Let's see how much May's minutes per game have changed, along with how many possessions he is using during those minutes.
His playing time rebounded a little bit in February, probably because he was battling an injury in January. However, his playing time has clearly gone down since conference play started. Interestingly enough, as his playing time has gone down, so has his usage rate.
Usage rate, for those who aren't familiar, basically measures the percent of a team's possessions a player uses while on the court. The term "use" refers to refers to field goals attempted, free throws attempted, and turnovers committed. Basically, things that a player does to end a possession. So, clearly, May has been doing less of these three things. Let's find out which one(s) it is.
Since May's playing time declined, I calculated these stats as per minute. He has turned the ball over at a pretty consistent rate this year. February was his best month for that category. His free throw rate has been up and down lately, but his decline in January could probably be chalked up to his injury.
The trend that is most glaring here, is the amount of shooting May has done month to month. He has taken less and less shots every month since November. So, he's shooting less and not making a great percentage of them. What exactly does that look like? Well, let's look at that too.

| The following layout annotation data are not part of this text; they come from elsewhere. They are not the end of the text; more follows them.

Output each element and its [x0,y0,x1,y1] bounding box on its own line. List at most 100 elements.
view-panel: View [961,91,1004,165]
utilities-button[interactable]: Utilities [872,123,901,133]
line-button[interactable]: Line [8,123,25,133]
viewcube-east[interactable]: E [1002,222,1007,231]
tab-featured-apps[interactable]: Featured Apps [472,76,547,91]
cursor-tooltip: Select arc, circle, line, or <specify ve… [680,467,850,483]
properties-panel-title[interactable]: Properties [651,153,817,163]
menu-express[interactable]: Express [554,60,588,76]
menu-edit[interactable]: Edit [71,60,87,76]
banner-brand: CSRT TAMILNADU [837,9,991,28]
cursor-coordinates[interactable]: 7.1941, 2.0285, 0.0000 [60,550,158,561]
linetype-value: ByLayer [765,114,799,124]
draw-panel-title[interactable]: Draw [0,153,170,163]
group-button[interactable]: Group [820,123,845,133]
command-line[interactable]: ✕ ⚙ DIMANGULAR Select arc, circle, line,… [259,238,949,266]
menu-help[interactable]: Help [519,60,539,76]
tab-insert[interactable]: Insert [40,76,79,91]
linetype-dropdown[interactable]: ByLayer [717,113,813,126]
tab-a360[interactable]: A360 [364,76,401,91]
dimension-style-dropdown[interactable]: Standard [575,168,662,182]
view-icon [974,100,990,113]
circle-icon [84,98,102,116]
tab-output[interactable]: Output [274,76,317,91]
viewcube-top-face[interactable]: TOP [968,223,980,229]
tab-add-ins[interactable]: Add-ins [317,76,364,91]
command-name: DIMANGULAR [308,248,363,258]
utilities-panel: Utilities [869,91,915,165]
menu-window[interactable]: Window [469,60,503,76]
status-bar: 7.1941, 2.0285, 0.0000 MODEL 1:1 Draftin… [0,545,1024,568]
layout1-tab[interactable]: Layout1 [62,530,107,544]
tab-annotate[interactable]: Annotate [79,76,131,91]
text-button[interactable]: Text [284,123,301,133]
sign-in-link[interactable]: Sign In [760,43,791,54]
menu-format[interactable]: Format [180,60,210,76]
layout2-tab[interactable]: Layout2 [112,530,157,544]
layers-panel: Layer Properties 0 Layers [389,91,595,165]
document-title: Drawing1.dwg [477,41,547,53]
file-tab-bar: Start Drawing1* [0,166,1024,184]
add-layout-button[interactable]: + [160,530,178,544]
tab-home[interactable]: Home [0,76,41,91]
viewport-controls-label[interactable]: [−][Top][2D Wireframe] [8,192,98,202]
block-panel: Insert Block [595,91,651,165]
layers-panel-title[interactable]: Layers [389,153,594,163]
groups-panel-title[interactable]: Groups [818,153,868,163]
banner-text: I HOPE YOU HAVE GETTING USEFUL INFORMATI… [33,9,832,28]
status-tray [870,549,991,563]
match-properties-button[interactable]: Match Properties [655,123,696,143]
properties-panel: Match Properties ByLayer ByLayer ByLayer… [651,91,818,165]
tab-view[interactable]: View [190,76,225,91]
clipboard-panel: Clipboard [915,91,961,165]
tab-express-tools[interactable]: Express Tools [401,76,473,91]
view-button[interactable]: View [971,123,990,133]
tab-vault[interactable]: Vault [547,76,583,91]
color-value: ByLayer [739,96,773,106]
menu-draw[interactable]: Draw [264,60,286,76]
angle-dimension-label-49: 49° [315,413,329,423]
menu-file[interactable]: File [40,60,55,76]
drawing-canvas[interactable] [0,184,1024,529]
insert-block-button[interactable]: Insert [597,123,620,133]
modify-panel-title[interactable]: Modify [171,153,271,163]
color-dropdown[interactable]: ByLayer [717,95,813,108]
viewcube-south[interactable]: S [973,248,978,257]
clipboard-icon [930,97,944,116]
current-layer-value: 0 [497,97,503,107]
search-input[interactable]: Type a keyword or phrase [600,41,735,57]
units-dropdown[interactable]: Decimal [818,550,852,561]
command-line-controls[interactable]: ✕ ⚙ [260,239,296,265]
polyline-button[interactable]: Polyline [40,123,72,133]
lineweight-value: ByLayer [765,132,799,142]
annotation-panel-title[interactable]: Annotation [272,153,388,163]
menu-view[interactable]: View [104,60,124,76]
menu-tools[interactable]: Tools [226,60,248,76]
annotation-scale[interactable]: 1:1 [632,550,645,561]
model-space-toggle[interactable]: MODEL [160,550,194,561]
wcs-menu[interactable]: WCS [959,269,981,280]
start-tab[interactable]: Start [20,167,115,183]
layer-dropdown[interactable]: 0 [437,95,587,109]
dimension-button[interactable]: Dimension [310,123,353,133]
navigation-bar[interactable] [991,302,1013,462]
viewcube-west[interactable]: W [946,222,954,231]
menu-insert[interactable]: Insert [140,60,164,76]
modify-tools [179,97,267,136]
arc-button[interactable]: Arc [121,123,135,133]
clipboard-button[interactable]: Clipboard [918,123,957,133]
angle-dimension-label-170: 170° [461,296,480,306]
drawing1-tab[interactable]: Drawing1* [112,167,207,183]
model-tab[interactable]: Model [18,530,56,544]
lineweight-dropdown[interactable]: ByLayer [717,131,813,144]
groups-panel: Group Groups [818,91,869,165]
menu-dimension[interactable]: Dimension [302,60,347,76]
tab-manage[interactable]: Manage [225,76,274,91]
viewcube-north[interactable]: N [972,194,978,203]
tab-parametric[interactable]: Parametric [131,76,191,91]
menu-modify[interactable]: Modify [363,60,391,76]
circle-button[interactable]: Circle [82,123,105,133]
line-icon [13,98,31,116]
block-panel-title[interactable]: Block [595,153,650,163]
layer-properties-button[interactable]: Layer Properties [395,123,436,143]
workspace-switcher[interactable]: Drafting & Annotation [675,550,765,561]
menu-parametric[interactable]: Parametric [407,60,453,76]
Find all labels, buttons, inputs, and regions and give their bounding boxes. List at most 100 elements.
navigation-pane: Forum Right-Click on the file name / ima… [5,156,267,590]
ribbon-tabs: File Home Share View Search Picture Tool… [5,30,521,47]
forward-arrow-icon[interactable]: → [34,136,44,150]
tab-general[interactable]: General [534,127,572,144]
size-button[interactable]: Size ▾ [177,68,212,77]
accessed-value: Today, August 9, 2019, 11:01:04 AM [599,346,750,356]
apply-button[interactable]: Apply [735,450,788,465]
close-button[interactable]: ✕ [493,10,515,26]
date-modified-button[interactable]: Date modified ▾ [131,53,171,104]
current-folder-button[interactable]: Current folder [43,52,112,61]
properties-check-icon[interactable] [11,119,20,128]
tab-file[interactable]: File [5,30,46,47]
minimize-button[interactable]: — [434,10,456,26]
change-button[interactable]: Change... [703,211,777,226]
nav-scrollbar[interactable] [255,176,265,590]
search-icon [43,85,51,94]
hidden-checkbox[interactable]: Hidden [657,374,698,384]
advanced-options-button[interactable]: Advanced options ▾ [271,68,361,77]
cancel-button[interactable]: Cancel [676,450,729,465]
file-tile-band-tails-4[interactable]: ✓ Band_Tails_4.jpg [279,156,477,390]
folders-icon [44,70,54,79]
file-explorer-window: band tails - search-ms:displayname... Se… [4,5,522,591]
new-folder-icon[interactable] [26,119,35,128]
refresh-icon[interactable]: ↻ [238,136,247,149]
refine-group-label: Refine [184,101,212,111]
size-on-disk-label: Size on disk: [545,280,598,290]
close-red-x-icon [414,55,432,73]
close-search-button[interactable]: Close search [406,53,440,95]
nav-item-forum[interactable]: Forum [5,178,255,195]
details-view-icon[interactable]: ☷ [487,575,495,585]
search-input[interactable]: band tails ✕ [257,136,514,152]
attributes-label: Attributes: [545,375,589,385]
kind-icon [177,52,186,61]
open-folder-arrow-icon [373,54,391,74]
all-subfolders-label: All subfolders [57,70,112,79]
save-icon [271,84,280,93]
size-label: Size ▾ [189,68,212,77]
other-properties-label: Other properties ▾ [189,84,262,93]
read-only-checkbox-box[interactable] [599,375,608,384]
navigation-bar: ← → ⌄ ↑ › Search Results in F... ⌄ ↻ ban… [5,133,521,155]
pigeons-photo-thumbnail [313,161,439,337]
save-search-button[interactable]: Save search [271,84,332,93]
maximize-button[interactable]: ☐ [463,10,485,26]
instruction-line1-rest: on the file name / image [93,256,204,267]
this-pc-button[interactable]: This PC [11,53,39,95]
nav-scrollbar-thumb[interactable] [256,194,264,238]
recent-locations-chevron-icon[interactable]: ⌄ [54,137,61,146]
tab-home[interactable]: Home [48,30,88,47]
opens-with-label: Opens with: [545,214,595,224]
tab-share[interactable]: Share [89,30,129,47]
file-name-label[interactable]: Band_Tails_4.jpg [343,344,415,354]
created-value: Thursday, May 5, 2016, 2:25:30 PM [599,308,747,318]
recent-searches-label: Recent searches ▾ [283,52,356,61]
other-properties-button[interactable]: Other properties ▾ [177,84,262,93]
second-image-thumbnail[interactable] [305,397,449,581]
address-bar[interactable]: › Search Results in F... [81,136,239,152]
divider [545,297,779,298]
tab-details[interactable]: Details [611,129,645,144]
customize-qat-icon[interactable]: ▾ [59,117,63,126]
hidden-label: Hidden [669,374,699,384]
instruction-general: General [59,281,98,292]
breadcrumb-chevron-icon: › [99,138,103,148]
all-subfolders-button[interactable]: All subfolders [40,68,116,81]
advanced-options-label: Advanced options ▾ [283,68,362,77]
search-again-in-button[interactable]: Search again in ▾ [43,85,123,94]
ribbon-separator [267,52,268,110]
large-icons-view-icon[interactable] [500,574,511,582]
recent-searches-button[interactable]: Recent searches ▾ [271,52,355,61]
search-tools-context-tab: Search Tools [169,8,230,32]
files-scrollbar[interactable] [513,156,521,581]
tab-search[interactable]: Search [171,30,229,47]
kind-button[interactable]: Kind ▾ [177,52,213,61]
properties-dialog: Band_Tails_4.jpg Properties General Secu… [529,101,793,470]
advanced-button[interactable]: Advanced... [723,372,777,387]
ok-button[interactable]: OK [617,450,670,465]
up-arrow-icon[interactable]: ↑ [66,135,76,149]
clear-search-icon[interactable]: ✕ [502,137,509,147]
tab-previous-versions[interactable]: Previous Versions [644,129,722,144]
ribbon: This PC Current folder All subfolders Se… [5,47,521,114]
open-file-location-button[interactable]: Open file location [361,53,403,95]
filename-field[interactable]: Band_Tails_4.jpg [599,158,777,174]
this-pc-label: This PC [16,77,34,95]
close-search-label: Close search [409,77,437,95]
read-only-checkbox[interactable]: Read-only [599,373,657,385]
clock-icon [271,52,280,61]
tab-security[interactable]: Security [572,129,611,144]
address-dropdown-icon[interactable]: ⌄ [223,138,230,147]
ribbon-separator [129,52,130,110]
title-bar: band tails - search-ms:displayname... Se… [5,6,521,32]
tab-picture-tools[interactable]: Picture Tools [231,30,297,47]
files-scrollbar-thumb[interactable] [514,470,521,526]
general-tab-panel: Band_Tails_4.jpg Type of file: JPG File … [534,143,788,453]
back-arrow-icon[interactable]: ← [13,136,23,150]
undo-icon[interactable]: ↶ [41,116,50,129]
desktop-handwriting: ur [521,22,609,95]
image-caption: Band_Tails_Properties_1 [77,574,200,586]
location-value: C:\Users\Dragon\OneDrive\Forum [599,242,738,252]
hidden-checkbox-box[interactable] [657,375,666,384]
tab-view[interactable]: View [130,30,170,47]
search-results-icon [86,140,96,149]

As you can see, more and more time passes in a game, between Eric May taking and making a shot. Back in November, he was putting up a shot every 2 minutes and 51 seconds, and making one every 5 minutes and 16 seconds on the court. That has slowed down to a pace of May taking a shot every 4 minutes and 33 seconds, and making one every 11 minutes and 23 seconds. Basically, double the amount of time is going off the clock, between when May shot and made a basket in November than when he shot and made a basket in February. Do we have any idea why? Well, maybe.
The chart above, shows the usage rate month to month, of May and Basabe. As May played less of a role on offense, Basabe played a bigger one. It is also worth noting, that Marble's usage rate jumped from 18% in November, and has been around 21% the past three months. However, it looks as if May and Basabe decided to switch roles on offense. Cartwright and Gatens, both have remained steady in the amount of possessions they have used this year. Everybody else, has remained consistent, or used less possessions as the team moved into conference play.
So, what does this mean? Well, I can only speculate, but my best guess is that May has lost his confidence. He was still a big part of the offense in December (21.37% usage rate), but he went through a terrible slump that month. Not to mention, he got hurt in January. He seems to have lost confidence in his offensive game, which has resulted in less shots for May and more for other players, such as Basabe.
To wrap this up, it's pretty obvious to see, that something is wrong with Eric May. He went from the best player on the team in November, to being nowhere on the radar. He's lost. His shooting percentage is down, as are the amount of shots he's taking. This caused his scoring to decline every month. As May faded away offensively, Basabe became a star. Now, it looks as if May has no confidence in his game, and doesn't know exactly what his role is. With a minimum of two games left this year, it doesn't look like May will turn it around before the season ends. That is going to leave him with a big question to answer next year. Where does he fit? He is never going to be the best player on the team (nobody will take that from Basabe anytime soon). But, will he step up and play to the level that he is capable of, or will he continue to be a role player, who doesn't quite know what his role is?